By: Jennifer Allman
MARIETTA, GA--“Who is that again?” “Is that someone’s neighbor?” “What on earth is he wearing?” It’s these questions Julia Kramer was determined to avoid as she organized her 14 immediate and extended family members into a tasteful composition for their annual Thanksgiving photo. Ms. Kramer intentionally handed her iPhone 4s to Thunder (her daughter, Trisha’s, new boyfriend).
“I sure as heck am not going to have a repeat of last-year’s incident,” Ms. Kramer told us. “Not this year, no-sirree, no new boyfriend of Trisha’s is going to ruin our family photo!” she declared. Trisha Kramer has in fact, brought a new boyfriend home to Thanksgiving every year for the past 7 years. Each year, said boyfriends stood behind Trisha, foolishly grinning away as Julia Kramer scowled next to her daughter. Past photo-ruining boyfriends have included, Mikey the semi-pro skateboarder who posed with skateboard in hand, Llewyn the poet who couldn’t move his facial muscles by himself, Greggor the literal giant, Paulo who made everyone wear the matching hats he had knitted, Rascal who may or may not have been part-wolf, Bumpy the DJ, and one boyfriend who can only be identified as “The Cryer.”

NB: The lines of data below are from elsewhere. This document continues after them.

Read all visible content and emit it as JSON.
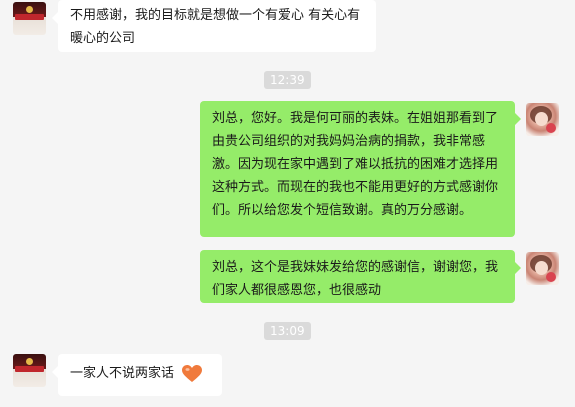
{
  "messages": [
    {
      "side": "left",
      "text": "不用感谢，我的目标就是想做一个有爱心 有关心有暖心的公司"
    },
    {
      "side": "right",
      "text": "刘总，您好。我是何可丽的表妹。在姐姐那看到了由贵公司组织的对我妈妈治病的捐款，我非常感激。因为现在家中遇到了难以抵抗的困难才选择用这种方式。而现在的我也不能用更好的方式感谢你们。所以给您发个短信致谢。真的万分感谢。"
    },
    {
      "side": "right",
      "text": "刘总，这个是我妹妹发给您的感谢信，谢谢您，我们家人都很感恩您，也很感动"
    },
    {
      "side": "left",
      "text": "一家人不说两家话",
      "emoji": "heart-emoji"
    }
  ],
  "times": [
    "12:39",
    "13:09"
  ],
  "colors": {
    "background": "#f5f5f5",
    "sent_bubble": "#95ec69",
    "received_bubble": "#ffffff",
    "time_badge": "#dadada",
    "heart": "#f07a3c"
  }
}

But Trisha claims this year is different. She insists that Thunder (her boyfriend of 2 months) is the one. “We met feeding geese behind the Fox Creek golf course,” 26-year-old Trisha crooned. “I saw Thunder listening to a Johnny Cash cassette on his vintage Hello-Kitty walkman. He was sharing his Panera broccoli cheddar soup with those geese, and I just knew we were meant to be.”
As everyone found their place in two rows of family members, Julia latched on to her daughter, Trisha, and shouted at Thunder, “How nice of you to take the photo for us!” Thunder shrugged, “I could just set this on a self-timer, or you know what… hey, gang, let’s do this as a selfie.”